Creato il 21 febbraio 2013 da Spaceoddity
Ai cari, carissimi amici che la mia stima per te non verrà pregiudicata da una simile prova, io non so rispondere, se non che, comunque, ho di fronte a me una prova. Squallida, discutibile nel contenuto e nei metodi, ma pur sempre una prova. E che mi si chiede di superarla.
Il pregiudizio della stima
Ammesso - e concesso senza alcuna fatica - che la persona non sta tutta nelle capacità atletiche di districarsi tra un ostacolo e l'altro, si parla di stima, appunto, non di affetto. Conosco troppe persone che mi stimano pregiudizialmente, non avendomi mai visto all'opera nell'ambito del mio lavoro. Rispondere alla loro stima è, alle volte, un carico di peso notevole in più. E al responsabile della mia classe di concorso che mi ha incoraggiato con un sorriso e con parole che... mi si stringe il cuore al pensiero di deluderlo (era mio docente alla SSIS ed è stato presidente in una commissione di maturità di cui facevo parte) vorrei dire che rispondere al suo cospetto di tutta questa sicurezza non è facile. (Tra l'altro, lo ritengo anche troppo corretto e intelligente per farsi fuorviare dal suo pregiudizio positivo nei miei confronti).
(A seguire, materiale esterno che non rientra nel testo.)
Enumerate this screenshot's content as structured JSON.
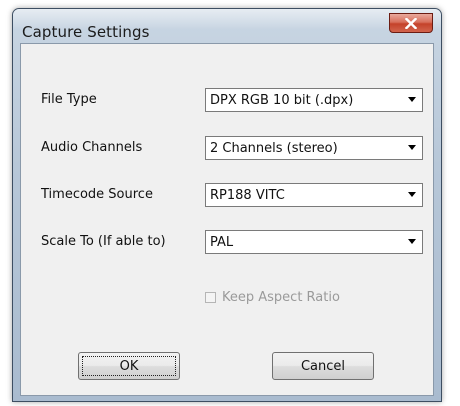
{
  "window": {
    "title": "Capture Settings"
  },
  "icons": {
    "close": "close-icon",
    "dropdown": "chevron-down-icon"
  },
  "form": {
    "file_type": {
      "label": "File Type",
      "value": "DPX RGB 10 bit (.dpx)"
    },
    "audio_channels": {
      "label": "Audio Channels",
      "value": "2 Channels (stereo)"
    },
    "timecode_source": {
      "label": "Timecode Source",
      "value": "RP188 VITC"
    },
    "scale_to": {
      "label": "Scale To (If able to)",
      "value": "PAL"
    },
    "keep_aspect": {
      "label": "Keep Aspect Ratio",
      "checked": false,
      "enabled": false
    }
  },
  "buttons": {
    "ok": "OK",
    "cancel": "Cancel"
  },
  "colors": {
    "close_button": "#c4422a",
    "dialog_face": "#f0f0f0",
    "disabled_text": "#9a9a9a"
  }
}
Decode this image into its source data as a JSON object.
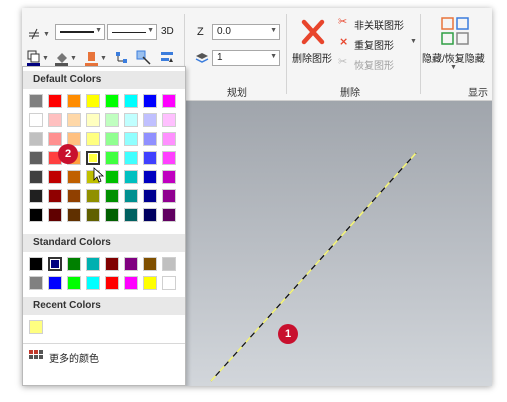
{
  "ribbon": {
    "threed_label": "3D",
    "z_label": "Z",
    "z_value": "0.0",
    "layer_value": "1",
    "group_plan": "规划",
    "delete_shape_label": "删除图形",
    "unrelated_shape_label": "非关联图形",
    "duplicate_shape_label": "重复图形",
    "restore_shape_label": "恢复图形",
    "group_delete": "删除",
    "hide_restore_label": "隐藏/恢复隐藏",
    "group_display": "显示"
  },
  "color_popup": {
    "default_title": "Default Colors",
    "standard_title": "Standard Colors",
    "recent_title": "Recent Colors",
    "more_colors_label": "更多的颜色",
    "default_rows": [
      [
        "#808080",
        "#ff0000",
        "#ff8c00",
        "#ffff00",
        "#00ff00",
        "#00ffff",
        "#0000ff",
        "#ff00ff"
      ],
      [
        "#ffffff",
        "#ffc0c0",
        "#ffd8a8",
        "#ffffc0",
        "#c0ffc0",
        "#c0ffff",
        "#c0c0ff",
        "#ffc0ff"
      ],
      [
        "#c0c0c0",
        "#ff9090",
        "#ffc080",
        "#ffff80",
        "#90ff90",
        "#90ffff",
        "#9090ff",
        "#ff90ff"
      ],
      [
        "#606060",
        "#ff4040",
        "#ffa040",
        "#ffff40",
        "#40ff40",
        "#40ffff",
        "#4040ff",
        "#ff40ff"
      ],
      [
        "#404040",
        "#c00000",
        "#c06000",
        "#c0c000",
        "#00c000",
        "#00c0c0",
        "#0000c0",
        "#c000c0"
      ],
      [
        "#202020",
        "#900000",
        "#904000",
        "#909000",
        "#009000",
        "#009090",
        "#000090",
        "#900090"
      ],
      [
        "#000000",
        "#600000",
        "#603000",
        "#606000",
        "#006000",
        "#006060",
        "#000060",
        "#600060"
      ]
    ],
    "standard_rows": [
      [
        "#000000",
        "#000080",
        "#008000",
        "#00b0b0",
        "#800000",
        "#800080",
        "#805000",
        "#c0c0c0"
      ],
      [
        "#808080",
        "#0000ff",
        "#00ff00",
        "#00ffff",
        "#ff0000",
        "#ff00ff",
        "#ffff00",
        "#ffffff"
      ]
    ],
    "recent": [
      "#ffff80"
    ]
  },
  "badges": {
    "one": "1",
    "two": "2"
  }
}
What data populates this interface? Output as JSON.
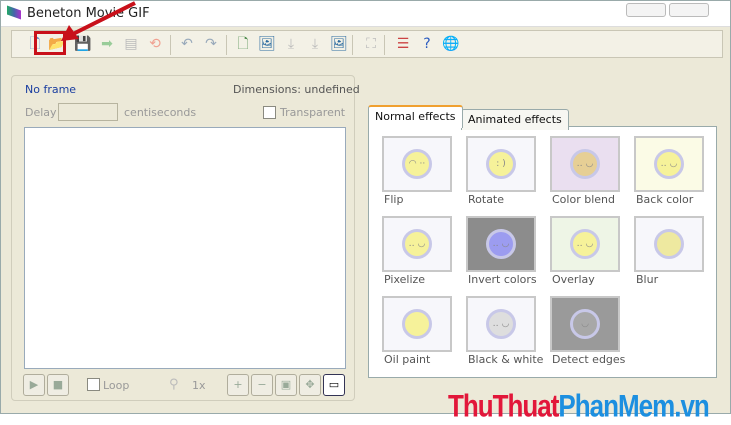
{
  "window": {
    "title": "Beneton Movie GIF"
  },
  "toolbar": {
    "icons": [
      "new-icon",
      "open-icon",
      "save-icon",
      "export-icon",
      "save-numbered-icon",
      "refresh-icon",
      "undo-icon",
      "redo-icon",
      "add-frame-icon",
      "insert-image-icon",
      "import-icon",
      "import-frames-icon",
      "numbered-images-icon",
      "resize-icon",
      "frame-list-icon",
      "help-icon",
      "web-icon"
    ]
  },
  "frame": {
    "status": "No frame",
    "dimensions": "Dimensions: undefined",
    "delay_label": "Delay",
    "delay_value": "",
    "delay_unit": "centiseconds",
    "transparent_label": "Transparent"
  },
  "player": {
    "loop_label": "Loop",
    "zoom_level": "1x"
  },
  "tabs": [
    {
      "label": "Normal effects",
      "active": true
    },
    {
      "label": "Animated effects",
      "active": false
    }
  ],
  "effects": [
    {
      "label": "Flip",
      "bg": "#f7f7fb",
      "face": "#f6f29a",
      "glyph": "◠ ··"
    },
    {
      "label": "Rotate",
      "bg": "#f7f7fb",
      "face": "#f6f29a",
      "glyph": ": )"
    },
    {
      "label": "Color blend",
      "bg": "#eadff0",
      "face": "#e6cf95",
      "glyph": "‥ ◡"
    },
    {
      "label": "Back color",
      "bg": "#fbfbe6",
      "face": "#f6f29a",
      "glyph": "‥ ◡"
    },
    {
      "label": "Pixelize",
      "bg": "#f7f7fb",
      "face": "#f6f29a",
      "glyph": "‥ ◡"
    },
    {
      "label": "Invert colors",
      "bg": "#8c8c8c",
      "face": "#9c9cf0",
      "glyph": "‥ ◡"
    },
    {
      "label": "Overlay",
      "bg": "#eef5e6",
      "face": "#f6f29a",
      "glyph": "‥ ◡"
    },
    {
      "label": "Blur",
      "bg": "#f7f7fb",
      "face": "#eee9a0",
      "glyph": ""
    },
    {
      "label": "Oil paint",
      "bg": "#f7f7fb",
      "face": "#f6f29a",
      "glyph": ""
    },
    {
      "label": "Black & white",
      "bg": "#f7f7fb",
      "face": "#dedede",
      "glyph": "‥ ◡"
    },
    {
      "label": "Detect edges",
      "bg": "#9a9a9a",
      "face": "#a8a8a8",
      "glyph": "◡"
    }
  ],
  "watermark": {
    "part1": "ThuThuat",
    "part2": "PhanMem.vn",
    "color1": "#e2173a",
    "color2": "#1c8fe0"
  }
}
In sostanza, alle volte, questa fiducia nelle capacità e nelle abilità di una persona, per quanto frutto di un'onesta valutazione di ciò che è e di come si rapporta con la vita, è un'aspettativa in più da soddisfare proprio mentre si hanno pensieri molto urgenti per la testa.
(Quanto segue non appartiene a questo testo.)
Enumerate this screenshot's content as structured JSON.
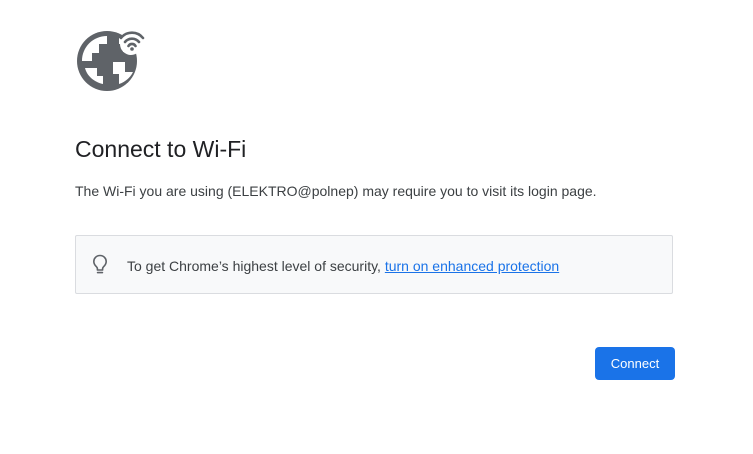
{
  "heading": {
    "title": "Connect to Wi-Fi"
  },
  "message": {
    "text": "The Wi-Fi you are using (ELEKTRO@polnep) may require you to visit its login page."
  },
  "tip": {
    "text": "To get Chrome’s highest level of security, ",
    "link_label": "turn on enhanced protection"
  },
  "actions": {
    "connect_label": "Connect"
  },
  "icons": {
    "logo": "globe-wifi-icon",
    "tip": "lightbulb-icon"
  },
  "colors": {
    "accent": "#1a73e8",
    "icon": "#5f6368",
    "tip_background": "#f8f9fa"
  }
}
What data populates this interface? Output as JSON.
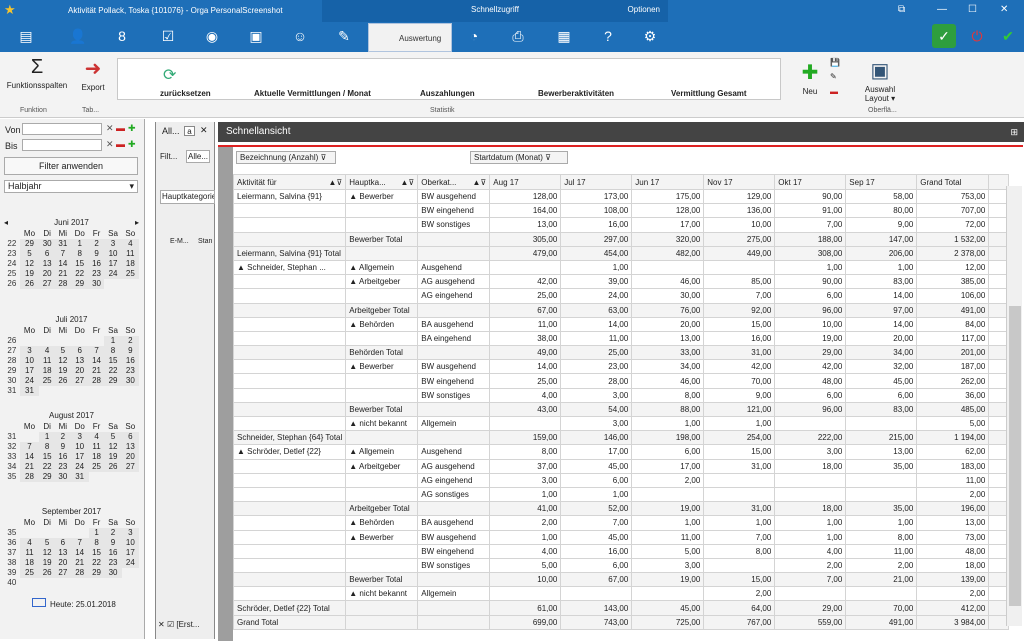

Per carità, non che si debba partire dimostrando ogni volta il proprio valore da capo, non è questo che intendo, ci mancherebbe altro. Ma un errore commesso in circostanze simili pesa il doppio, si riconfigura un rapporto fatto di crediti non supportati da fatti e così via. Io non voglio crediti di stima, ma essere apprezzato per quello che so e che so fare. E mi aiuterebbe di più sentirmi dire dove sbaglio (come succede nella scuola presso cui ancora per quest'anno lavoro). Non mi piace affannarmi a saturare questi conti aperti di stima, per il semplice fatto che io non voglio che si coprano amicalmente le mie inadempienze o i miei errori, ma che ci si aiuti a essere migliori. È per questo che non incoraggio mai i miei alunni in modo generico: se dico ce la puoi fare è perché - nei limiti dell'errore umano - so con certezza che quel ragazzo ha gli strumenti per farcela. Poi altri possono riuscirci e io li devo sempre aiutare, ma ho il dovere di dir loro cosa manca a ottenere un risultato. E, quale che sia la prova, io credo molto nei risultati.